The attempted assassination of Lilburn Boggs was an attempted murder of former Missouri Governor Lilburn Boggs on May 6, 1842 in his home in Independence, Missouri.

Lilburn Boggs was the sixth Governor of Missouri from 1836 to 1840.

In the aftermath of the 1838 Mormon War which saw armed conflict between Missouri State Guard and a Mormon militia, Governor Boggs issued Missouri Executive Order 44, known by Mormons as the "Extermination Order", branding Mormons "enemies [who] must be exterminated or driven from the state if necessary for the public peace".

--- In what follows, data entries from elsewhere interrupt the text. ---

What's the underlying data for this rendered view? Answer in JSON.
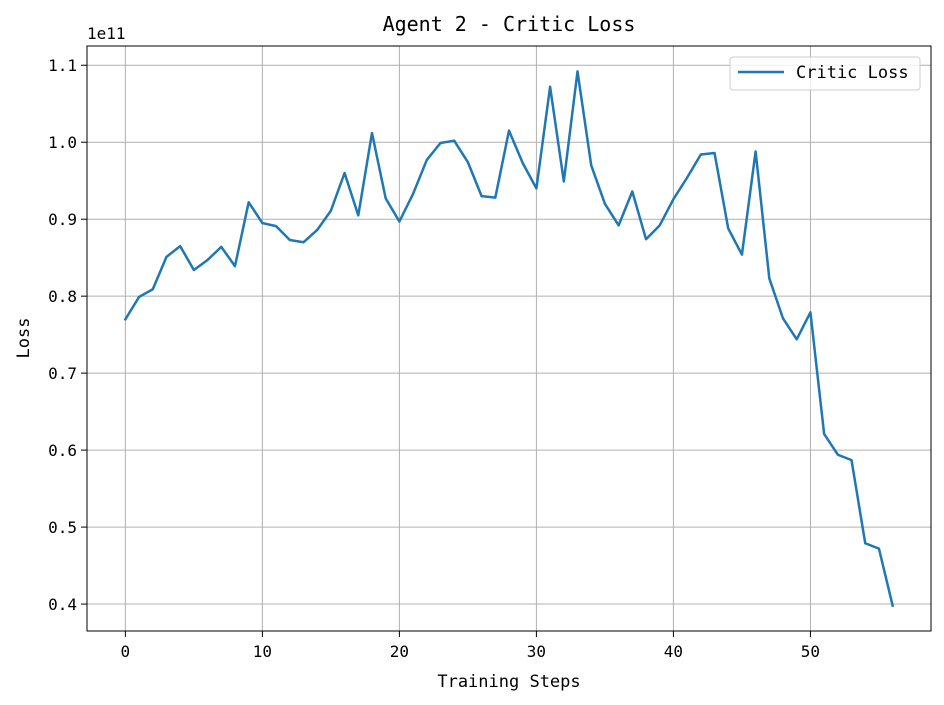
{
  "chart_data": {
    "type": "line",
    "title": "Agent 2 - Critic Loss",
    "xlabel": "Training Steps",
    "ylabel": "Loss",
    "y_offset_text": "1e11",
    "xlim": [
      -2.8,
      58.8
    ],
    "ylim": [
      0.365,
      1.125
    ],
    "xticks": [
      0,
      10,
      20,
      30,
      40,
      50
    ],
    "yticks": [
      0.4,
      0.5,
      0.6,
      0.7,
      0.8,
      0.9,
      1.0,
      1.1
    ],
    "xtick_labels": [
      "0",
      "10",
      "20",
      "30",
      "40",
      "50"
    ],
    "ytick_labels": [
      "0.4",
      "0.5",
      "0.6",
      "0.7",
      "0.8",
      "0.9",
      "1.0",
      "1.1"
    ],
    "grid": true,
    "legend_position": "top-right",
    "series": [
      {
        "name": "Critic Loss",
        "color": "#1f77b4",
        "x": [
          0,
          1,
          2,
          3,
          4,
          5,
          6,
          7,
          8,
          9,
          10,
          11,
          12,
          13,
          14,
          15,
          16,
          17,
          18,
          19,
          20,
          21,
          22,
          23,
          24,
          25,
          26,
          27,
          28,
          29,
          30,
          31,
          32,
          33,
          34,
          35,
          36,
          37,
          38,
          39,
          40,
          41,
          42,
          43,
          44,
          45,
          46,
          47,
          48,
          49,
          50,
          51,
          52,
          53,
          54,
          55,
          56
        ],
        "values": [
          0.77,
          0.799,
          0.809,
          0.851,
          0.865,
          0.834,
          0.847,
          0.864,
          0.839,
          0.922,
          0.895,
          0.891,
          0.873,
          0.87,
          0.886,
          0.911,
          0.96,
          0.905,
          1.012,
          0.927,
          0.897,
          0.933,
          0.977,
          0.999,
          1.002,
          0.974,
          0.93,
          0.928,
          1.015,
          0.973,
          0.94,
          1.072,
          0.949,
          1.092,
          0.97,
          0.92,
          0.892,
          0.936,
          0.874,
          0.892,
          0.926,
          0.954,
          0.984,
          0.986,
          0.888,
          0.854,
          0.988,
          0.823,
          0.771,
          0.744,
          0.779,
          0.621,
          0.594,
          0.587,
          0.479,
          0.472,
          0.398
        ]
      }
    ]
  }
}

On the rainy evening of May 6, 1842, Boggs was shot by an unknown party who fired at him through a window as he read a newspaper in his study. Boggs was hit by large buckshot in four places: two balls were lodged in his skull, another lodged in his neck, and a fourth entered his throat, whereupon Boggs swallowed it. Boggs was severely injured. Several doctors—Boggs' brother among them—pronounced Boggs as good as dead; at least one newspaper ran an obituary. To everyone's great surprise, Boggs not only survived, but gradually improved.

The crime was investigated by Sheriff J.H. Reynolds, who discovered a revolver at the scene, still loaded with buckshot. He surmised that the suspect had fired upon Boggs and lost his firearm in the dark rainy night when the weapon recoiled due to its unusually large shot. The gun had been stolen from a local shopkeeper, who identified "that hired man of Ward's" as the "most likely culprit".

News of the attack reached Nauvoo around May 14.

On May 21, the Quincy Whig reported that "There are several rumors in circulation ... one of which throws the crime upon the Mormons—from the fact, we suppose, that Mr. Boggs was governor at the time, and no small degree instrumental in driving them from the State. Smith ... prophesied a year or so ago, his death by violent means."

Some Mormons saw the assassination attempt positively: An anonymous contributor to The Wasp, a pro-Mormon newspaper in Nauvoo, Illinois wrote on May 28 that "Boggs is undoubtedly killed according to report; but who did the noble deed remains to be found out."

The Sangamo Journal published by John C. Bennett, a recently excommunicated Mormon who, prior to the assassination, had served as mayor of Nauvoo, Major General of the Nauvoo Legion, and Chancellor of the University of Nauvoo.